The room filled fast...white coats, gloved hands, clipped voices. Flashlights shone into my eyes, fingers pressed against my wrist, cold instruments against my chest, questions I could barely answer. Any pain? Do you feel dizzy? Can you hear me clearly?
It blurred together until they were gone, leaving only the beeps, the IV drip, and Ash sitting frozen again in her chair.
I turned my head, every muscle aching. "Ash." My voice was hoarse but sharp enough to make her flinch. "Tell me. What happened to me?"
Her gaze dropped instantly, her jaw tightening. She fiddled with her sleeve like she was searching for words. "You need to rest first."

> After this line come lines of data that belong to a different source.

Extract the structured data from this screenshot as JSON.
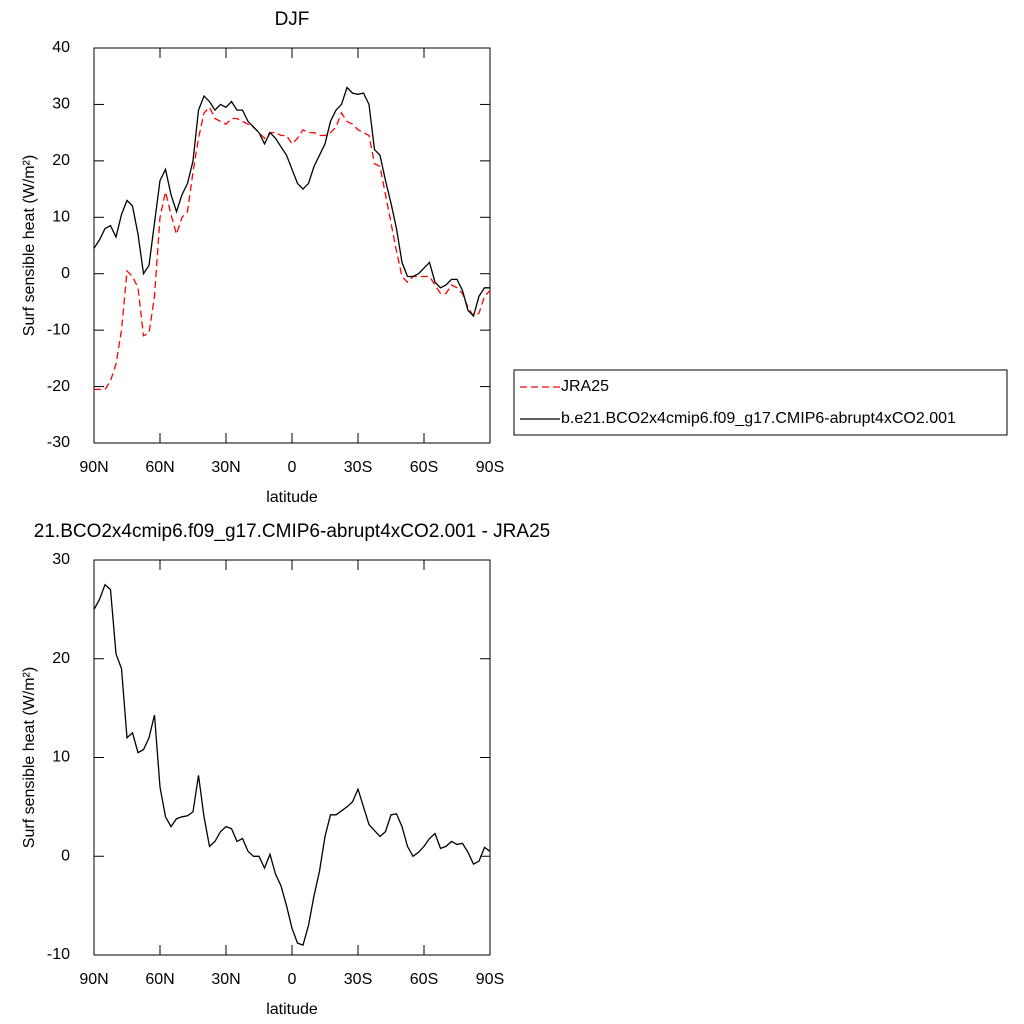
{
  "chart_data": [
    {
      "type": "line",
      "title": "DJF",
      "xlabel": "latitude",
      "ylabel": "Surf sensible heat (W/m²)",
      "x": [
        90,
        87.5,
        85,
        82.5,
        80,
        77.5,
        75,
        72.5,
        70,
        67.5,
        65,
        62.5,
        60,
        57.5,
        55,
        52.5,
        50,
        47.5,
        45,
        42.5,
        40,
        37.5,
        35,
        32.5,
        30,
        27.5,
        25,
        22.5,
        20,
        17.5,
        15,
        12.5,
        10,
        7.5,
        5,
        2.5,
        0,
        -2.5,
        -5,
        -7.5,
        -10,
        -12.5,
        -15,
        -17.5,
        -20,
        -22.5,
        -25,
        -27.5,
        -30,
        -32.5,
        -35,
        -37.5,
        -40,
        -42.5,
        -45,
        -47.5,
        -50,
        -52.5,
        -55,
        -57.5,
        -60,
        -62.5,
        -65,
        -67.5,
        -70,
        -72.5,
        -75,
        -77.5,
        -80,
        -82.5,
        -85,
        -87.5,
        -90
      ],
      "xlim": [
        90,
        -90
      ],
      "xticks": [
        {
          "value": 90,
          "label": "90N"
        },
        {
          "value": 60,
          "label": "60N"
        },
        {
          "value": 30,
          "label": "30N"
        },
        0,
        {
          "value": -30,
          "label": "30S"
        },
        {
          "value": -60,
          "label": "60S"
        },
        {
          "value": -90,
          "label": "90S"
        }
      ],
      "ylim": [
        -30,
        40
      ],
      "yticks": [
        -30,
        -20,
        -10,
        0,
        10,
        20,
        30,
        40
      ],
      "legend": "right",
      "series": [
        {
          "name": "JRA25",
          "color": "#ff0000",
          "dashed": true,
          "values": [
            -20.5,
            -20.5,
            -20.5,
            -19,
            -16,
            -10,
            0.5,
            -0.5,
            -2.5,
            -11,
            -10.5,
            -4,
            10,
            14.5,
            10.5,
            7,
            10,
            11,
            18,
            24,
            28.5,
            29.5,
            27.5,
            27,
            26.5,
            27.5,
            27.5,
            27,
            26.5,
            26,
            25,
            24,
            25,
            25,
            24.5,
            24.5,
            23,
            24,
            25.5,
            25,
            25,
            24.5,
            24.5,
            25,
            26,
            28.5,
            27,
            26.5,
            25.5,
            25,
            24.5,
            19.5,
            19,
            14,
            9,
            4,
            -0.5,
            -1.5,
            -0.5,
            -0.5,
            -0.5,
            -0.5,
            -2,
            -3.5,
            -3.5,
            -2,
            -2.5,
            -3.5,
            -6,
            -7.5,
            -7,
            -4,
            -3
          ]
        },
        {
          "name": "b.e21.BCO2x4cmip6.f09_g17.CMIP6-abrupt4xCO2.001",
          "color": "#000000",
          "dashed": false,
          "values": [
            4.5,
            6,
            8,
            8.5,
            6.5,
            10.5,
            13,
            12,
            7,
            0,
            1.5,
            9,
            16.5,
            18.5,
            14,
            11,
            14,
            16,
            20,
            29,
            31.5,
            30.5,
            29,
            30,
            29.5,
            30.5,
            29,
            29,
            27,
            26,
            25,
            23,
            25,
            24,
            22.5,
            21,
            18.5,
            16,
            15,
            16,
            19,
            21,
            23,
            27,
            29,
            30,
            33,
            32,
            31.8,
            32,
            30,
            22,
            21,
            16.5,
            12.5,
            8,
            2,
            -0.5,
            -0.5,
            0,
            1,
            2,
            -1.5,
            -2.5,
            -2,
            -1,
            -1,
            -3,
            -6.5,
            -7.5,
            -4,
            -2.5,
            -2.5
          ]
        }
      ]
    },
    {
      "type": "line",
      "title": "21.BCO2x4cmip6.f09_g17.CMIP6-abrupt4xCO2.001 - JRA25",
      "xlabel": "latitude",
      "ylabel": "Surf sensible heat (W/m²)",
      "x": [
        90,
        87.5,
        85,
        82.5,
        80,
        77.5,
        75,
        72.5,
        70,
        67.5,
        65,
        62.5,
        60,
        57.5,
        55,
        52.5,
        50,
        47.5,
        45,
        42.5,
        40,
        37.5,
        35,
        32.5,
        30,
        27.5,
        25,
        22.5,
        20,
        17.5,
        15,
        12.5,
        10,
        7.5,
        5,
        2.5,
        0,
        -2.5,
        -5,
        -7.5,
        -10,
        -12.5,
        -15,
        -17.5,
        -20,
        -22.5,
        -25,
        -27.5,
        -30,
        -32.5,
        -35,
        -37.5,
        -40,
        -42.5,
        -45,
        -47.5,
        -50,
        -52.5,
        -55,
        -57.5,
        -60,
        -62.5,
        -65,
        -67.5,
        -70,
        -72.5,
        -75,
        -77.5,
        -80,
        -82.5,
        -85,
        -87.5,
        -90
      ],
      "xlim": [
        90,
        -90
      ],
      "xticks": [
        {
          "value": 90,
          "label": "90N"
        },
        {
          "value": 60,
          "label": "60N"
        },
        {
          "value": 30,
          "label": "30N"
        },
        0,
        {
          "value": -30,
          "label": "30S"
        },
        {
          "value": -60,
          "label": "60S"
        },
        {
          "value": -90,
          "label": "90S"
        }
      ],
      "ylim": [
        -10,
        30
      ],
      "yticks": [
        -10,
        0,
        10,
        20,
        30
      ],
      "series": [
        {
          "color": "#000000",
          "dashed": false,
          "values": [
            25,
            26,
            27.5,
            27,
            20.5,
            19,
            12,
            12.5,
            10.5,
            10.8,
            12,
            14.3,
            7,
            4,
            3,
            3.8,
            4,
            4.1,
            4.5,
            8.2,
            4,
            1,
            1.5,
            2.5,
            3,
            2.8,
            1.5,
            1.8,
            0.5,
            0,
            0,
            -1.2,
            0.2,
            -1.8,
            -3,
            -5,
            -7.3,
            -8.8,
            -9,
            -7,
            -4,
            -1.5,
            2,
            4.2,
            4.2,
            4.6,
            5,
            5.5,
            6.8,
            5,
            3.2,
            2.6,
            2,
            2.5,
            4.2,
            4.3,
            3,
            1,
            0,
            0.4,
            1,
            1.8,
            2.3,
            0.8,
            1,
            1.5,
            1.2,
            1.3,
            0.4,
            -0.8,
            -0.5,
            0.9,
            0.5
          ]
        }
      ]
    }
  ]
}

"No." My chest tightened, my hands weakly clenching the blanket. "Don’t...don’t do that. Don’t lie to me."
"I’m not lying, Aria, I just..."
"Please." My voice broke. My eyes stung. "Please, Ash. Tell me the truth."
Silence stretched. Her foot stopped tapping.
And then she looked at me, and the way her face crumpled was answer enough.
"You..." Her voice faltered. She swallowed, trying again. "You had a miscarriage."
The words slammed into me harder than any pain in my body.
A hollow sound escaped me, something between a gasp and a sob. My whole chest caved, the ache so much sharper than the cramps, than the blood, than the void I’d been floating in. It hurt everywhere, in places no doctor could reach, no IV could fix.
I stared at the ceiling because I couldn’t bear to look at her, couldn’t bear to see the pity in her eyes. My throat worked, but no words came. Only that sound, that low keening that barely reached past my lips.
And for the first time, I almost wished I hadn’t woken at all.